= Achim Großmann =

German politician

Achim Großmann (April 17, 1947, in Aachen – April 14, 2023, in Würselen ) was a German politician (SPD). From 1998 to 2009 he was Parliamentary State Secretary to the Federal Minister for Transport, Construction and Housing and from 2005 Federal Minister for Transport, Construction and Urban Development.

== Life and career ==
After graduating from high school in 1966 at the Kaiser-Karls-Gymnasium in Aachen, Großmann studied psychology at the TH Aachen, which he completed in 1972 with a diploma in psychology. He then worked as an educational consultant at the advice center for parents, children and young people in Alsdorf until 1986, and as its director since 1979. At the same time, he worked for several semesters as a lecturer in administrative psychology at the University of Applied Sciences for Public Administration in Aachen.

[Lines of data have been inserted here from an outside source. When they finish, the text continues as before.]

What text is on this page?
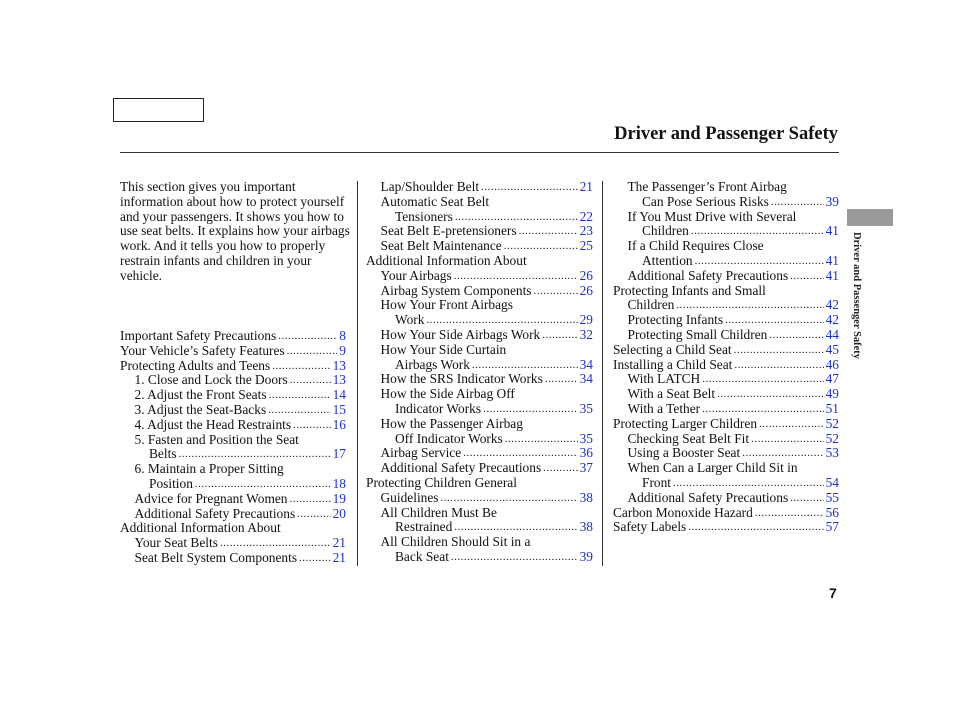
Driver and Passenger Safety

This section gives you important information about how to protect yourself and your passengers. It shows you how to use seat belts. It explains how your airbags work. And it tells you how to properly restrain infants and children in your vehicle.

Important Safety Precautions .....	8
Your Vehicle’s Safety Features .....	9
Protecting Adults and Teens .....	13
1. Close and Lock the Doors .....	13
2. Adjust the Front Seats .....	14
3. Adjust the Seat-Backs .....	15
4. Adjust the Head Restraints .....	16
5. Fasten and Position the Seat
Belts .....	17
6. Maintain a Proper Sitting
Position .....	18
Advice for Pregnant Women .....	19
Additional Safety Precautions .....	20
Additional Information About
Your Seat Belts .....	21
Seat Belt System Components .....	21
Lap/Shoulder Belt .....	21
Automatic Seat Belt
Tensioners .....	22
Seat Belt E-pretensioners .....	23
Seat Belt Maintenance .....	25
Additional Information About
Your Airbags .....	26
Airbag System Components .....	26
How Your Front Airbags
Work .....	29
How Your Side Airbags Work .....	32
How Your Side Curtain
Airbags Work .....	34
How the SRS Indicator Works .....	34
How the Side Airbag Off
Indicator Works .....	35
How the Passenger Airbag
Off Indicator Works .....	35
Airbag Service .....	36
Additional Safety Precautions .....	37
Protecting Children General
Guidelines .....	38
All Children Must Be
Restrained .....	38
All Children Should Sit in a
Back Seat .....	39
The Passenger’s Front Airbag
Can Pose Serious Risks .....	39
If You Must Drive with Several
Children .....	41
If a Child Requires Close
Attention .....	41
Additional Safety Precautions .....	41
Protecting Infants and Small
Children .....	42
Protecting Infants .....	42
Protecting Small Children .....	44
Selecting a Child Seat .....	45
Installing a Child Seat .....	46
With LATCH .....	47
With a Seat Belt .....	49
With a Tether .....	51
Protecting Larger Children .....	52
Checking Seat Belt Fit .....	52
Using a Booster Seat .....	53
When Can a Larger Child Sit in
Front .....	54
Additional Safety Precautions .....	55
Carbon Monoxide Hazard .....	56
Safety Labels .....	57
Driver and Passenger Safety
7
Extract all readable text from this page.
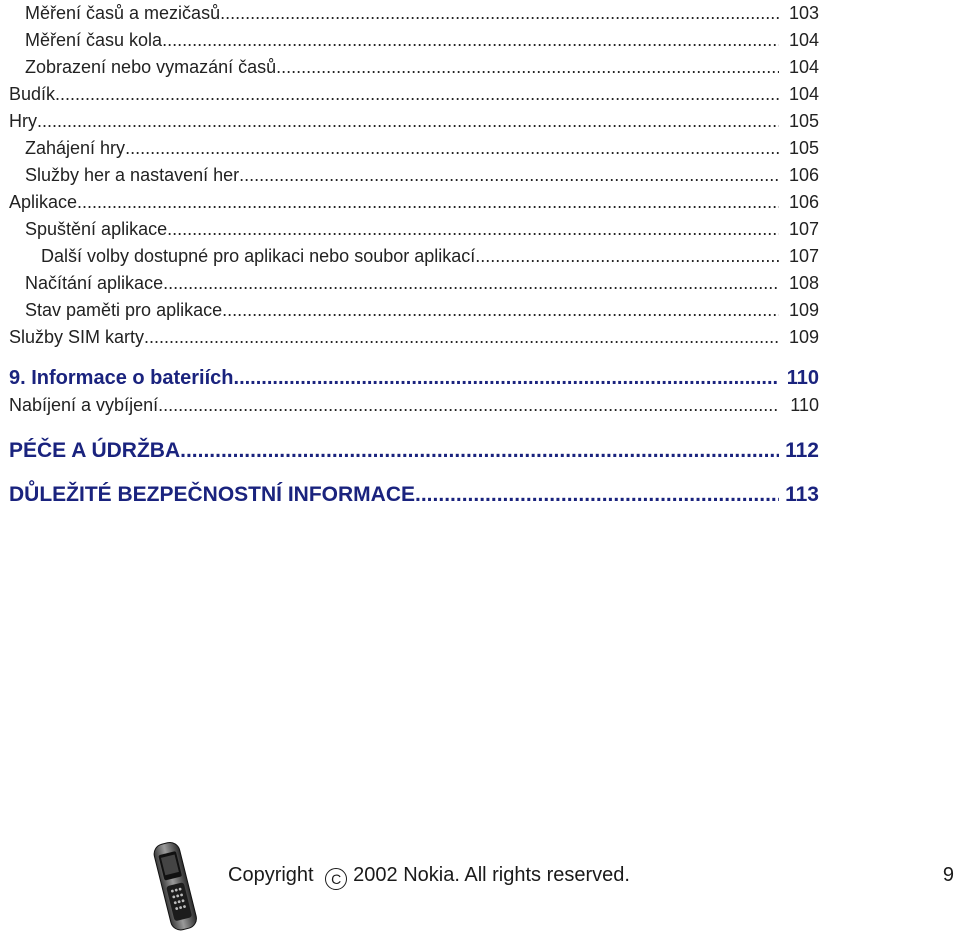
Měření časů a mezičasů .....	103
Měření času kola .....	104
Zobrazení nebo vymazání časů .....	104
Budík .....	104
Hry .....	105
Zahájení hry .....	105
Služby her a nastavení her .....	106
Aplikace .....	106
Spuštění aplikace .....	107
Další volby dostupné pro aplikaci nebo soubor aplikací .....	107
Načítání aplikace .....	108
Stav paměti pro aplikace .....	109
Služby SIM karty .....	109
9. Informace o bateriích .....	110
Nabíjení a vybíjení .....	110
PÉČE A ÚDRŽBA .....	112
DŮLEŽITÉ BEZPEČNOSTNÍ INFORMACE .....	113
Copyright C 2002 Nokia. All rights reserved.	9
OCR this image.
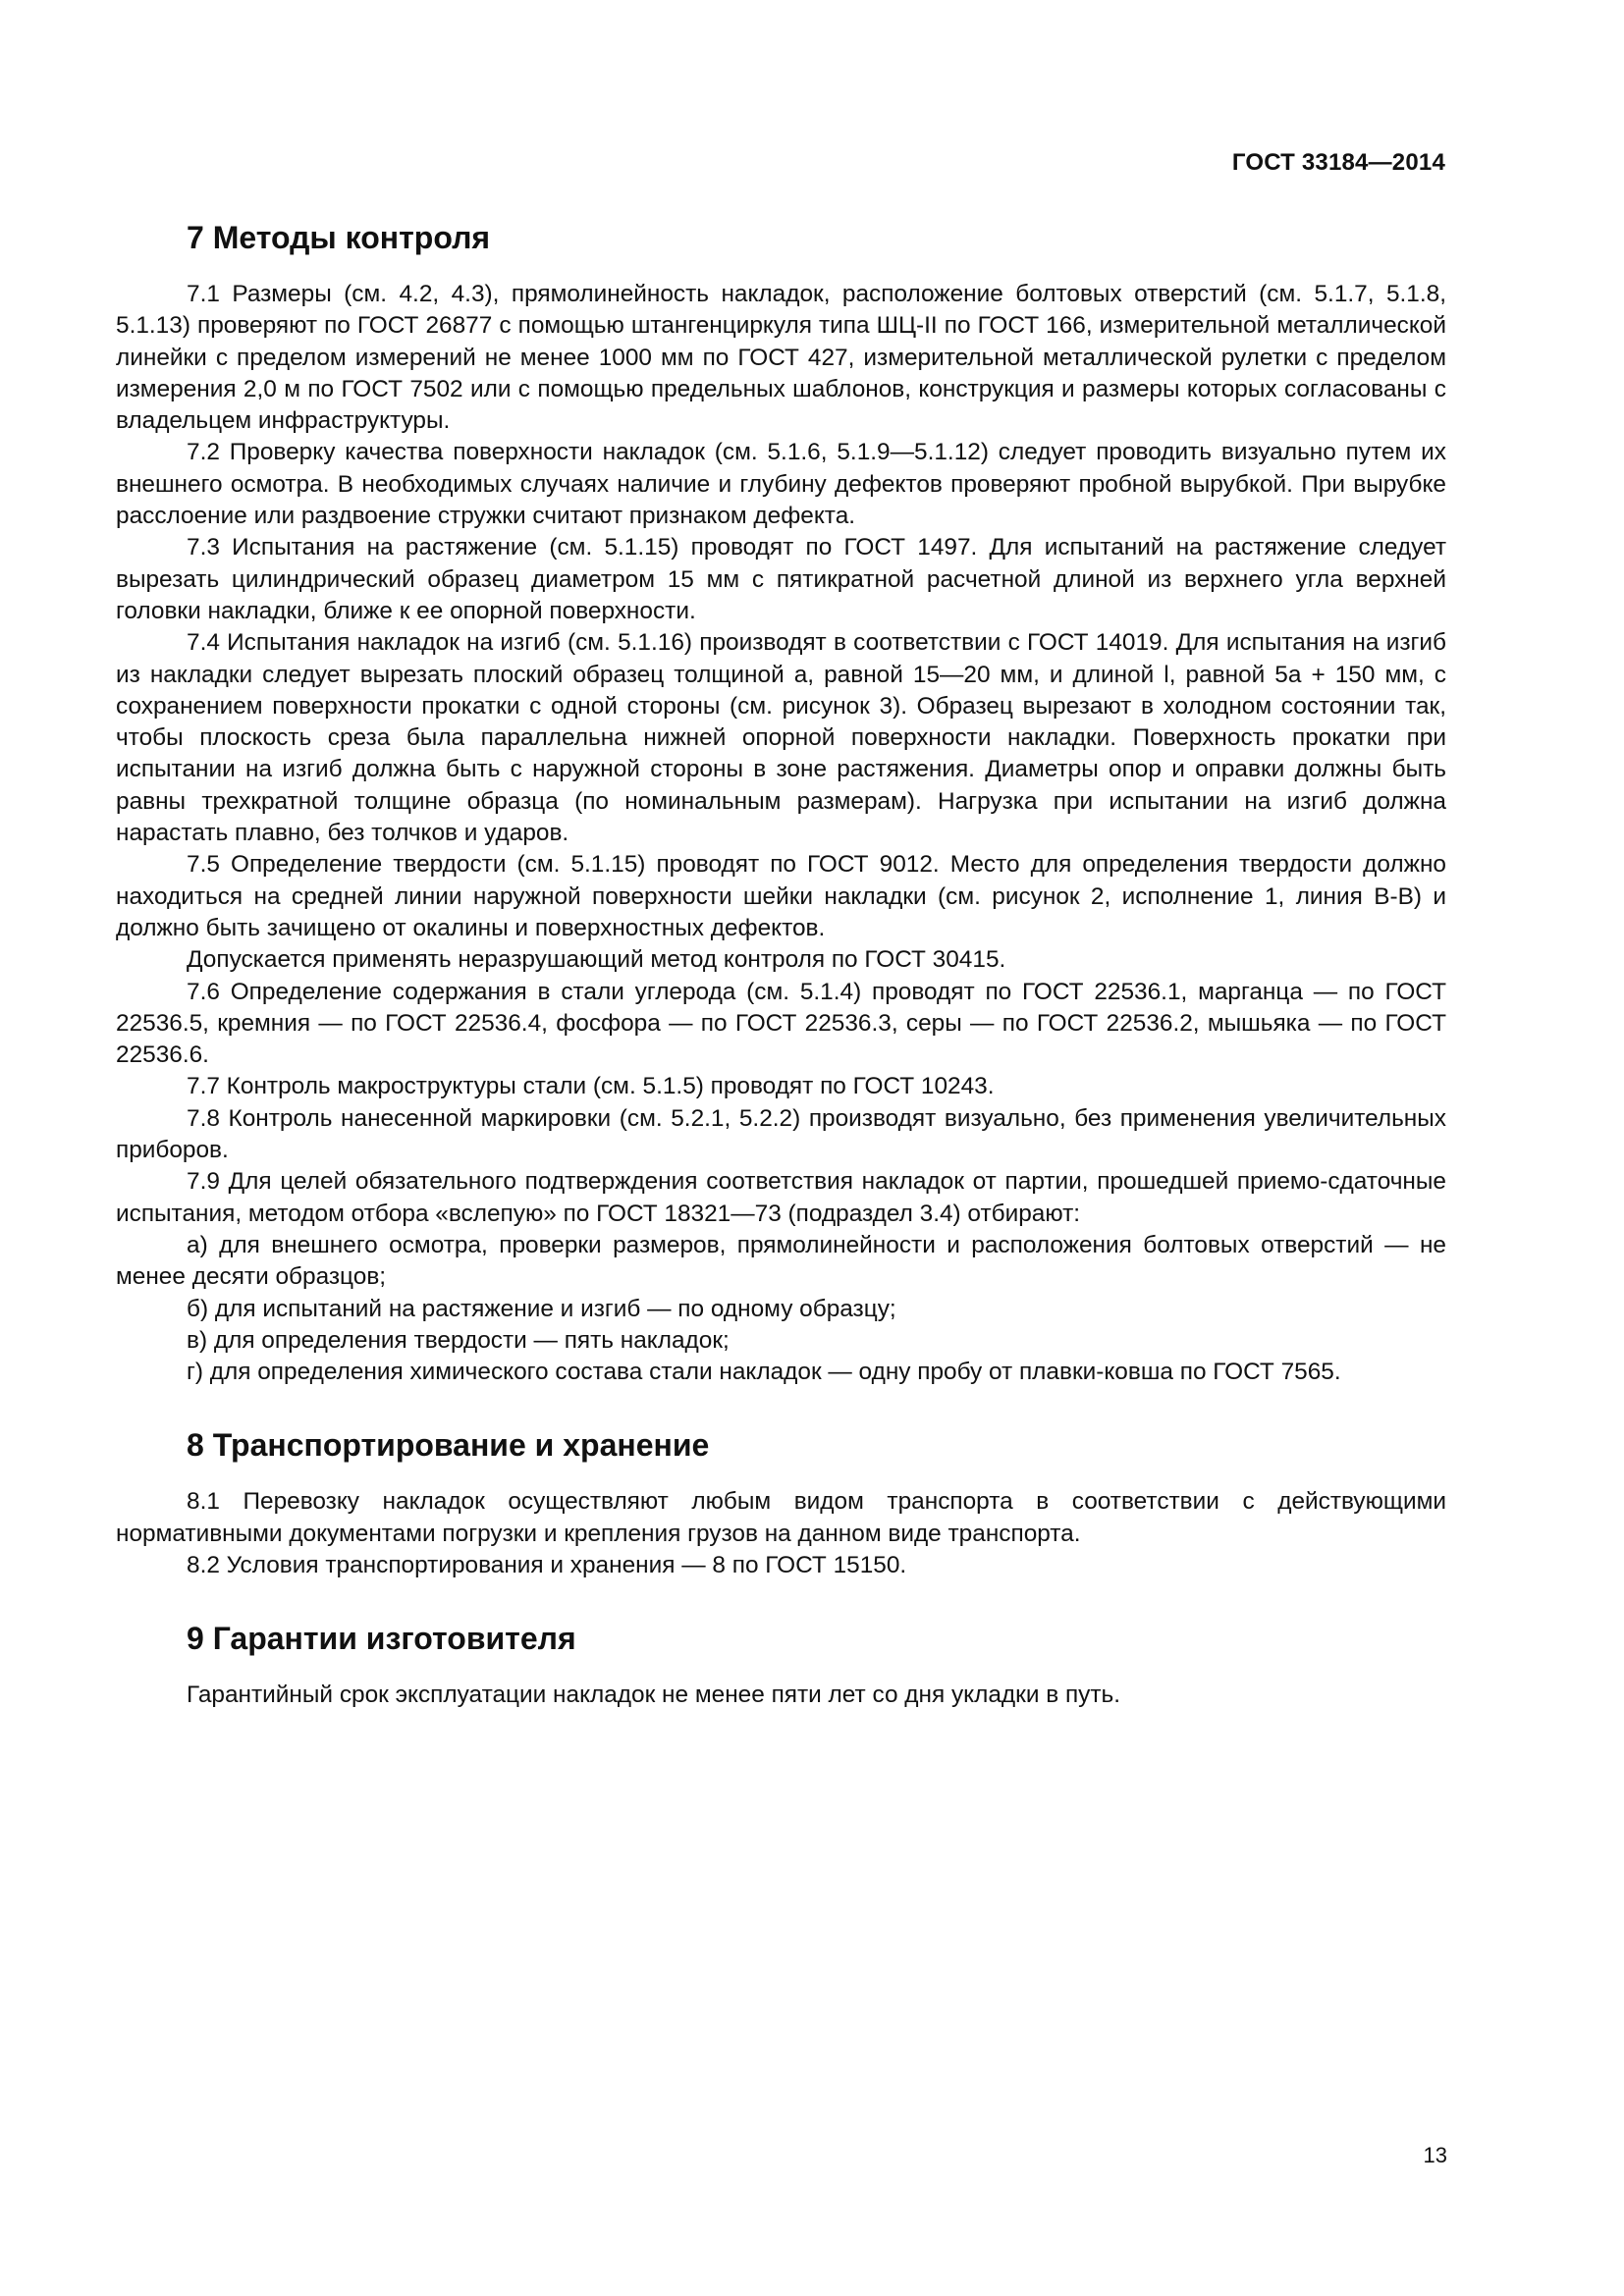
ГОСТ 33184—2014
7 Методы контроля

7.1 Размеры (см. 4.2, 4.3), прямолинейность накладок, расположение болтовых отверстий (см. 5.1.7, 5.1.8, 5.1.13) проверяют по ГОСТ 26877 с помощью штангенциркуля типа ШЦ-II по ГОСТ 166, измерительной металлической линейки с пределом измерений не менее 1000 мм по ГОСТ 427, измерительной металлической рулетки с пределом измерения 2,0 м по ГОСТ 7502 или с помощью предельных шаблонов, конструкция и размеры которых согласованы с владельцем инфраструктуры.

7.2 Проверку качества поверхности накладок (см. 5.1.6, 5.1.9—5.1.12) следует проводить визуально путем их внешнего осмотра. В необходимых случаях наличие и глубину дефектов проверяют пробной вырубкой. При вырубке расслоение или раздвоение стружки считают признаком дефекта.

7.3 Испытания на растяжение (см. 5.1.15) проводят по ГОСТ 1497. Для испытаний на растяжение следует вырезать цилиндрический образец диаметром 15 мм с пятикратной расчетной длиной из верхнего угла верхней головки накладки, ближе к ее опорной поверхности.

7.4 Испытания накладок на изгиб (см. 5.1.16) производят в соответствии с ГОСТ 14019. Для испытания на изгиб из накладки следует вырезать плоский образец толщиной а, равной 15—20 мм, и длиной l, равной 5а + 150 мм, с сохранением поверхности прокатки с одной стороны (см. рисунок 3). Образец вырезают в холодном состоянии так, чтобы плоскость среза была параллельна нижней опорной поверхности накладки. Поверхность прокатки при испытании на изгиб должна быть с наружной стороны в зоне растяжения. Диаметры опор и оправки должны быть равны трехкратной толщине образца (по номинальным размерам). Нагрузка при испытании на изгиб должна нарастать плавно, без толчков и ударов.

7.5 Определение твердости (см. 5.1.15) проводят по ГОСТ 9012. Место для определения твердости должно находиться на средней линии наружной поверхности шейки накладки (см. рисунок 2, исполнение 1, линия В-В) и должно быть зачищено от окалины и поверхностных дефектов.

Допускается применять неразрушающий метод контроля по ГОСТ 30415.

7.6 Определение содержания в стали углерода (см. 5.1.4) проводят по ГОСТ 22536.1, марганца — по ГОСТ 22536.5, кремния — по ГОСТ 22536.4, фосфора — по ГОСТ 22536.3, серы — по ГОСТ 22536.2, мышьяка — по ГОСТ 22536.6.

7.7 Контроль макроструктуры стали (см. 5.1.5) проводят по ГОСТ 10243.

7.8 Контроль нанесенной маркировки (см. 5.2.1, 5.2.2) производят визуально, без применения увеличительных приборов.

7.9 Для целей обязательного подтверждения соответствия накладок от партии, прошедшей приемо-сдаточные испытания, методом отбора «вслепую» по ГОСТ 18321—73 (подраздел 3.4) отбирают:

а) для внешнего осмотра, проверки размеров, прямолинейности и расположения болтовых отверстий — не менее десяти образцов;

б) для испытаний на растяжение и изгиб — по одному образцу;

в) для определения твердости — пять накладок;

г) для определения химического состава стали накладок — одну пробу от плавки-ковша по ГОСТ 7565.

8 Транспортирование и хранение

8.1 Перевозку накладок осуществляют любым видом транспорта в соответствии с действующими нормативными документами погрузки и крепления грузов на данном виде транспорта.

8.2 Условия транспортирования и хранения — 8 по ГОСТ 15150.

9 Гарантии изготовителя

Гарантийный срок эксплуатации накладок не менее пяти лет со дня укладки в путь.

13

Achim Großmann was divorced and had two children.

== Public offices ==
From 1975 to 1998, Großmann was a councilor for the city of Würselen.

After the 1998 federal election, he was appointed Parliamentary State Secretary to the Federal Minister for Transport, Construction and Housing in the Government led by Gerhard Schröder. After the formation of the Grand Coalition under Chancellor Angela Merkel, the ministry was renamed the Federal Ministry of Transport, Building and Urban Development. After the 2009 federal election and the subsequent change in government, Großmann left office in October 2009. In his eleven years in office, he served under five different construction and transport ministers.

As Parliamentary State Secretary, Achim Großmann was a member of the supervisory board of Deutsche Bahn and was involved in the preparations for the IPO.